Illicit fentanyl, primarily manufactured in foreign clandestine labs and smuggled into the United States through Mexico, is being distributed across the country and sold on the illegal drug market. Fentanyl is being mixed in with other illicit drugs to increase the potency of the drug, sold as powders and nasal sprays, and increasingly pressed into pills made to look like legitimate prescription opioids. Because there is no official oversight or quality control, these counterfeit pills often contain lethal doses of fentanyl, with none of the promised drug.


There is significant risk that illegal drugs have been intentionally contaminated with fentanyl. Because of its potency and low cost, drug dealers have been mixing fentanyl with other drugs including heroin, methamphetamine, and cocaine, increasing the likelihood of a fatal interaction.


Producing illicit fentanyl is not an exact science. Two milligrams of fentanyl can be lethal depending on a person’s body size, tolerance and past usage. DEA analysis has found counterfeit pills ranging from .02 to 5.1 milligrams (more than twice the lethal dose) of fentanyl per tablet.

  • 26% of tablets tested for fentanyl contained a lethal dose.

  • Drug trafficking organizations typically distribute fentanyl by the kilogram. One kilogram of fentanyl has the potential to kill 500,000 people.

It is possible for someone to take a pill without knowing it contains fentanyl. It is also possible to take a pill knowing it contains fentanyl, but with no way of knowing if it contains a lethal dose.

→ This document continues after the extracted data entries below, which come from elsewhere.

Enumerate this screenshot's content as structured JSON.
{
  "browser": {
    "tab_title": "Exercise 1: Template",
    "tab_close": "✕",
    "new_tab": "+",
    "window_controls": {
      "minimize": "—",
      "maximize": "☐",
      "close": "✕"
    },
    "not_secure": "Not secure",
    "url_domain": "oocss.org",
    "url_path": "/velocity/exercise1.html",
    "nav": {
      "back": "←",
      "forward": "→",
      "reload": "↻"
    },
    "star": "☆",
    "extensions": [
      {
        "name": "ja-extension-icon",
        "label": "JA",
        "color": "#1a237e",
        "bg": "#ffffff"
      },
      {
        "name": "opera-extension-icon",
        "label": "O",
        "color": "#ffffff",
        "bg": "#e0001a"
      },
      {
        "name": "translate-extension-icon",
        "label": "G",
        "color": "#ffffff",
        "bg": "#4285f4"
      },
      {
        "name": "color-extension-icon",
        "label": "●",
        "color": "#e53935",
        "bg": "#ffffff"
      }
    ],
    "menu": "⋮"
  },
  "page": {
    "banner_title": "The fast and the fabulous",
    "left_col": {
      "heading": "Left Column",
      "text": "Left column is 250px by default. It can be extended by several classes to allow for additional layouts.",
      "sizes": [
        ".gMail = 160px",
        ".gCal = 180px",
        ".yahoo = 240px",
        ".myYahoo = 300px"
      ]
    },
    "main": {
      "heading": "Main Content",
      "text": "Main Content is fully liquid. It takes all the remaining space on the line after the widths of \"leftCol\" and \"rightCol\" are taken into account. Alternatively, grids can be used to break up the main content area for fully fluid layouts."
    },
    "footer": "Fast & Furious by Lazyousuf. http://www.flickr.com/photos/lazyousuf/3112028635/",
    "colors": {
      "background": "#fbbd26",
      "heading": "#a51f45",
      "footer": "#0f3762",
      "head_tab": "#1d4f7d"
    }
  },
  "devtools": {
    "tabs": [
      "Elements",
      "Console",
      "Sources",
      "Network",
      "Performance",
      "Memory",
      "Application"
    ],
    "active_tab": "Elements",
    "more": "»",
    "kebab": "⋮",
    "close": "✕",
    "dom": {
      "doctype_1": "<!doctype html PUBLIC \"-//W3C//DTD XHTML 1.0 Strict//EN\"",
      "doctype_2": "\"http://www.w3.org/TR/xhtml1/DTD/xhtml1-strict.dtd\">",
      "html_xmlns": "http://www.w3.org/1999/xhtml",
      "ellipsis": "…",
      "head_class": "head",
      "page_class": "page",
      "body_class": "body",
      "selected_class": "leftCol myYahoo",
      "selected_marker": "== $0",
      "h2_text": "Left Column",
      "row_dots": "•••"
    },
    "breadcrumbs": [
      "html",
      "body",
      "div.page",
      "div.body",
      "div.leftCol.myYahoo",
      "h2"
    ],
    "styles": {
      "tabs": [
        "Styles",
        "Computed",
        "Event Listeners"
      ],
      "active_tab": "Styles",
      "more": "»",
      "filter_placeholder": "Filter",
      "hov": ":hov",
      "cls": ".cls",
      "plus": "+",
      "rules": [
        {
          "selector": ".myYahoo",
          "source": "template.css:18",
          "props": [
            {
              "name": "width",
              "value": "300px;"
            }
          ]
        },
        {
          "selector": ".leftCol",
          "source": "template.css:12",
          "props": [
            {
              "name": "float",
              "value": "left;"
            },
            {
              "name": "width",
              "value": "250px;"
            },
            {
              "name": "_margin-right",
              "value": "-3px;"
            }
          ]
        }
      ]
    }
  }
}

According to the CDC, synthetic opioids (like fentanyl) are the primary driver of the increases in overdose deaths in the United States, increasing 38.4 percent during the 12-month period ending May 2020. During this period:

  • 37 of the 38 U.S. jurisdictions with available synthetic opioid data reported increases in synthetic opioid-involved overdose deaths.

  • 18 of these jurisdictions reported increases greater than 50 percent.

  • 10 western states reported over a 98 percent increase in synthetic opioid-involved deaths.